Réserve les prétentions au fond de L’EURL OCEANIA SAILING jusqu’au dépôt du rapport d’expertise de M. [R] [Y].

Dit que la période à prendre en considération pour déterminer le solde de répartition s’étend de la date d’achat du bateau à la date de la dernière des opérations liées à la vente du bateau.

Dit que les recettes et dépenses perçues et exposées par la société KAIROS doivent être déterminées sur cette période.

Dit que l’expert devra, conformément aux dispositions de l’article 2 et de l’article 4 de la convention, assurer le retraitement de la TVA des éléments pris en considération pour déterminer le solde de répartition.
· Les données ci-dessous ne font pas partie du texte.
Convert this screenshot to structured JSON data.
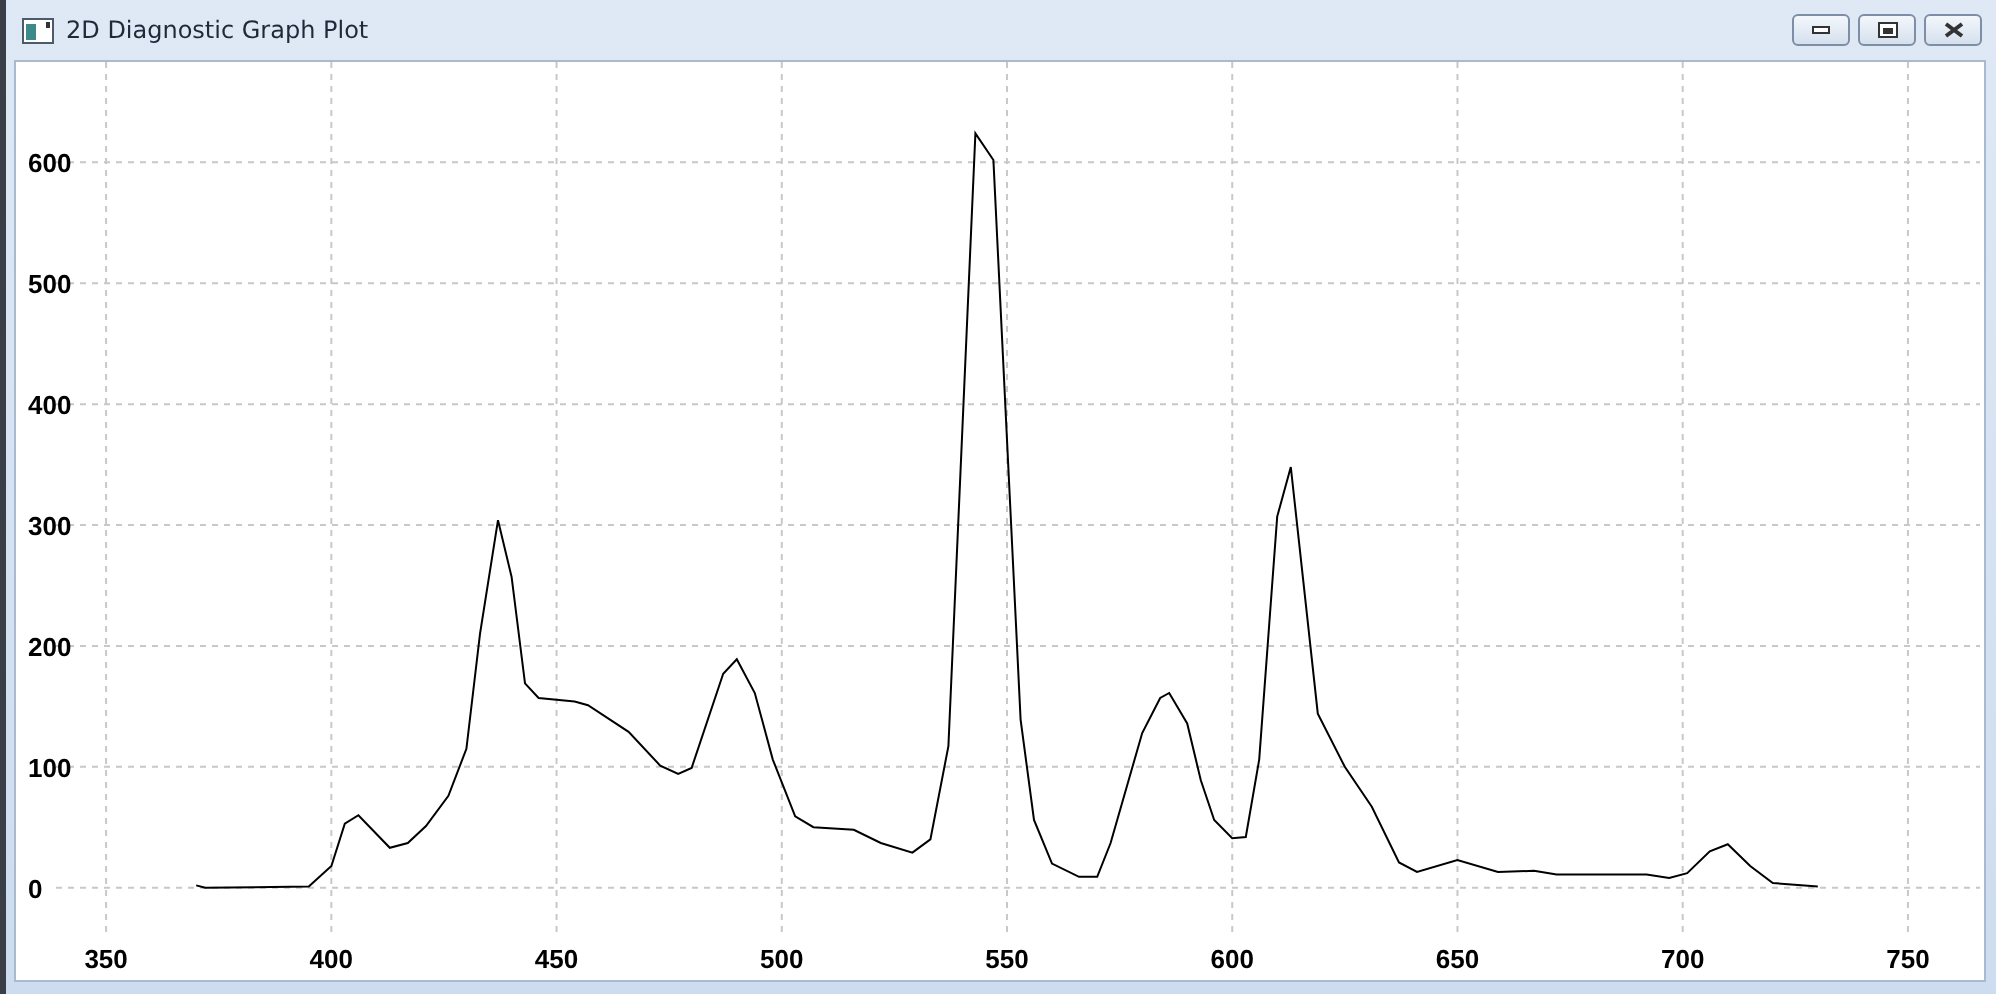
{
  "window": {
    "title": "2D Diagnostic Graph Plot"
  },
  "plot": {
    "chart_data": {
      "type": "line",
      "x": [
        370,
        372,
        395,
        400,
        403,
        406,
        413,
        417,
        421,
        426,
        430,
        433,
        437,
        440,
        443,
        446,
        454,
        457,
        466,
        473,
        477,
        480,
        487,
        490,
        494,
        498,
        503,
        507,
        516,
        522,
        529,
        533,
        537,
        543,
        547,
        553,
        556,
        560,
        566,
        570,
        573,
        580,
        584,
        586,
        590,
        593,
        596,
        600,
        603,
        606,
        610,
        613,
        619,
        625,
        631,
        637,
        641,
        650,
        659,
        667,
        672,
        692,
        697,
        701,
        706,
        710,
        715,
        720,
        730
      ],
      "series": [
        {
          "color": "#000000",
          "values": [
            2,
            0,
            1,
            18,
            53,
            60,
            33,
            37,
            51,
            76,
            115,
            210,
            304,
            257,
            169,
            157,
            154,
            151,
            129,
            101,
            94,
            99,
            177,
            189,
            161,
            106,
            59,
            50,
            48,
            37,
            29,
            40,
            117,
            624,
            602,
            139,
            56,
            20,
            9,
            9,
            37,
            128,
            157,
            161,
            136,
            89,
            56,
            41,
            42,
            106,
            307,
            348,
            144,
            100,
            67,
            21,
            13,
            23,
            13,
            14,
            11,
            11,
            8,
            12,
            30,
            36,
            18,
            4,
            1
          ]
        }
      ],
      "xticks": [
        350,
        400,
        450,
        500,
        550,
        600,
        650,
        700,
        750
      ],
      "yticks": [
        0,
        100,
        200,
        300,
        400,
        500,
        600
      ],
      "xlim": [
        330,
        766
      ],
      "ylim": [
        -73,
        683
      ],
      "grid": true
    }
  }
}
Dit que l’expert devra déterminer l’éventuel Crédit Impôt Recherche perçu par la société KAIROS et imputable à la possession du bateau et, le cas échéant, l’inclure dans les recettes à prendre en considération pour déterminer le solde de répartition.

Rejette le surplus des demandes de modification de la mission de l’expert.

Rejette le surplus des demandes.

Dit que chacune des parties gardera à sa charge ses propres frais et dépens d’appel.